One lesson from the 1930s is that it takes only a handful of flamboyant acts of judicial activism for the Court to be tarred in the public imagination as partisan, even if the justices themselves think they are being moderate and judicious. Although vilified today for their conservative activism, both the Progressive and New Deal-era Courts had nuanced records, upholding more progressive laws than they struck down. As Barry Cushman of the University of Virginia notes, of the 20 cases involving maximum working hours that the Court decided during the Progressive era, there were only two in which the Court struck down the regulations. But those two are the ones that everyone remembers. And, during the New Deal era, Cushman adds, we remember the cases striking down the National Industrial Recovery Act and the first Agricultural Adjustment Act, forgetting that the Court upheld the centerpiece of FDR’s monetary policy and, by a vote of 8-1, the Tennessee Valley Authority.
It’s hard to imagine a full-scale assault by the Roberts Court on Obama’s regulatory agenda because, with the exception of Clarence Thomas, the conservatives on today’s Court tend to be pro-business conservatives, rather than libertarian conservatives, and are therefore unlikely to strike down government spending programs (like the bank bailouts and the Troubled Asset Relief Program) that help U.S. business. But it’s not hard to imagine the four conservative horsemen, joined by the vacillating Kennedy, reversing other government actions that progressives care about. Later this term, for example, the Court may follow Citizens United with another activist decision, striking down the Public Company Accounting Oversight Board (nicknamed “Peek-a-Boo”), which was created to regulate accounting firm auditors in the wake of the Enron and Arthur Andersen scandals. If the Court strikes down Peek-a-Boo, even if the decision is narrow enough not to call into question the constitutionality of the Federal Reserve, it may provoke another sharp rejoinder from Obama that turns progressive rumbling against the Court into full-blown outrage.

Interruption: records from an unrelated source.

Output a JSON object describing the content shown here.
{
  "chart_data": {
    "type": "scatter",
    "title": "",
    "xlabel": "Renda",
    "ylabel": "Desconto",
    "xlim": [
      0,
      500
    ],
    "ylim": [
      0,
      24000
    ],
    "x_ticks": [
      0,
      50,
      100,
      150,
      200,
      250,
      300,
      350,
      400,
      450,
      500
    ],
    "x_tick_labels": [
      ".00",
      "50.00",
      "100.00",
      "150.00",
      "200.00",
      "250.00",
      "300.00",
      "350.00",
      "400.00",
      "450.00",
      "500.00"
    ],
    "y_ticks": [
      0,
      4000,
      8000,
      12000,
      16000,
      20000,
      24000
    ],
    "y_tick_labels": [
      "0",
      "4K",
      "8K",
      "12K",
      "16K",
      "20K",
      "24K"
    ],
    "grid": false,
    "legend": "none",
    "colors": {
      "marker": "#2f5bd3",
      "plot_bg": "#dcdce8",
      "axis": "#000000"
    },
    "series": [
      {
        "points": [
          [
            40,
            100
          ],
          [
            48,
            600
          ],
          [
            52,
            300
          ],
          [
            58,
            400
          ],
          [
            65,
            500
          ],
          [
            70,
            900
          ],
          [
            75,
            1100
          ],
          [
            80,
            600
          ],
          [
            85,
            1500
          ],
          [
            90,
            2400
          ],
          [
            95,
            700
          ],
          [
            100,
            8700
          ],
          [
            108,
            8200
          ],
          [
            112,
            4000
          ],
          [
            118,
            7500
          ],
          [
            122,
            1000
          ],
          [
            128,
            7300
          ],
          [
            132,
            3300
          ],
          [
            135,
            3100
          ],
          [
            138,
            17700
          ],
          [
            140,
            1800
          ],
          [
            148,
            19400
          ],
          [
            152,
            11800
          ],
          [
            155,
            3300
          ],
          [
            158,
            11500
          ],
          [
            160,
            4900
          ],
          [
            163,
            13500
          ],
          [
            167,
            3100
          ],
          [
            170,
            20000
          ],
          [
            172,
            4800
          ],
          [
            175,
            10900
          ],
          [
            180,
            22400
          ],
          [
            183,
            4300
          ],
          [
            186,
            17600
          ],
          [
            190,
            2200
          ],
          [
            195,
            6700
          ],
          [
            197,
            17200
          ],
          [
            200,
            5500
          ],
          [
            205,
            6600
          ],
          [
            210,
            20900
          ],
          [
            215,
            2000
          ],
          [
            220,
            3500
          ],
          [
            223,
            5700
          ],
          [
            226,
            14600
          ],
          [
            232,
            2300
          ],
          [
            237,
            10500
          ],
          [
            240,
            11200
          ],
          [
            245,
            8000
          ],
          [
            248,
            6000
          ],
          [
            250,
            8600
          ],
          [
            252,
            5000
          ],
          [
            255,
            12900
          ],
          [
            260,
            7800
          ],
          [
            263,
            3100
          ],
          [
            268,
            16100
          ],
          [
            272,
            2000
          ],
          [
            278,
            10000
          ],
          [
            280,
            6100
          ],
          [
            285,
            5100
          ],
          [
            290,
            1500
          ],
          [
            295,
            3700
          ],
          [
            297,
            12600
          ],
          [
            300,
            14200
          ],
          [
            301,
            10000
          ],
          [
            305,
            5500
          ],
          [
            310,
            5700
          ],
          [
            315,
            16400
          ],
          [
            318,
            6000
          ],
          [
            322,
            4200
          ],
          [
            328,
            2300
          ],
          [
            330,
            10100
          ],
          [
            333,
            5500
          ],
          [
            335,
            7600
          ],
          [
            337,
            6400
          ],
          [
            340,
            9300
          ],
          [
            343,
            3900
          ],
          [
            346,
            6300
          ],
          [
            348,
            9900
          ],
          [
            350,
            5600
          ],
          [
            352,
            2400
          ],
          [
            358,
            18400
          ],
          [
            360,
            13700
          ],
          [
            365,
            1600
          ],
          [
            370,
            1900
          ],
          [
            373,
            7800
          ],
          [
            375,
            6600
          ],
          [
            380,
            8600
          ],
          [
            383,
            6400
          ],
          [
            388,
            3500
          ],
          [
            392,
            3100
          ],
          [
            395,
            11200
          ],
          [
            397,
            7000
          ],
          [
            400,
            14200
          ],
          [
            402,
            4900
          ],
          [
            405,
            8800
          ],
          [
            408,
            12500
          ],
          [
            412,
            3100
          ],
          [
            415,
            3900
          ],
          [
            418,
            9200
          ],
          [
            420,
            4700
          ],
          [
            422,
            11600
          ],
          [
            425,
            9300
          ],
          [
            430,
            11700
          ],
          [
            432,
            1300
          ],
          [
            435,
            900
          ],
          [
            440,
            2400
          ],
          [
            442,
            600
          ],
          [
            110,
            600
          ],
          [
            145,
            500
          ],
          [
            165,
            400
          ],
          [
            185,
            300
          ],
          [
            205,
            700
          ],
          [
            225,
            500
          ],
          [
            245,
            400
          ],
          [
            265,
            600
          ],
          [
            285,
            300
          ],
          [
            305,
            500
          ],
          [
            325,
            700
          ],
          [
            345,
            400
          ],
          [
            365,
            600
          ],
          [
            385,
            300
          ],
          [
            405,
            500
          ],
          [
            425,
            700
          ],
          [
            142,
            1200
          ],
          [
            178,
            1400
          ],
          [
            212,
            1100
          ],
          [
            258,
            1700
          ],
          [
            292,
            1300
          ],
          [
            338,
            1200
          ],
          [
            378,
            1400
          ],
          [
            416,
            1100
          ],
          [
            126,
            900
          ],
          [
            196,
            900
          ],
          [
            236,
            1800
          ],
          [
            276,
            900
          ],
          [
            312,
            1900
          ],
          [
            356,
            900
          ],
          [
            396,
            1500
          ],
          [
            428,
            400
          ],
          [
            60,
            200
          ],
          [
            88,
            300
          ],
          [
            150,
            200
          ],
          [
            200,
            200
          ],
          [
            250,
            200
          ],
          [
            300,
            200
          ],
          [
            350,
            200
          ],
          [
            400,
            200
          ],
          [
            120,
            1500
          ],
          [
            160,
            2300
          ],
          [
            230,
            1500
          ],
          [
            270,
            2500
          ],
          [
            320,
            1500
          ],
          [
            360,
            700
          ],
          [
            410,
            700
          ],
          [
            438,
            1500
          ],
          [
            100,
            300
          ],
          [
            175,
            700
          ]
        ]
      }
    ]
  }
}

It’s impossible, at the moment, to tell whether the reaction to Citizens United will be the beginning of a torrential backlash or will fade into the ether. But John Roberts is now entering politically hazardous territory. Without being confident either way, I still hope that he has enough political savvy and historical perspective to recognize and avoid the shoals ahead. There’s little doubt, however, that the success or failure of his tenure will turn on his ability to align his promises of restraint with the reality of his performance. Roberts may feel just as confident that he knows the “right” answer in cases like Peek-a-Boo as he did in Citizens United. But political backlashes are hard to predict, contested constitutional visions can’t be successfully imposed by 5-4 majorities, and challenging the president and Congress on matters they care intensely about is a dangerous game. We’ve seen wellintentioned but unrestrained chief justices overplay their hands in the past--and it always ends badly for the Court.
Jeffrey Rosen is the legal affairs editor of The New Republic.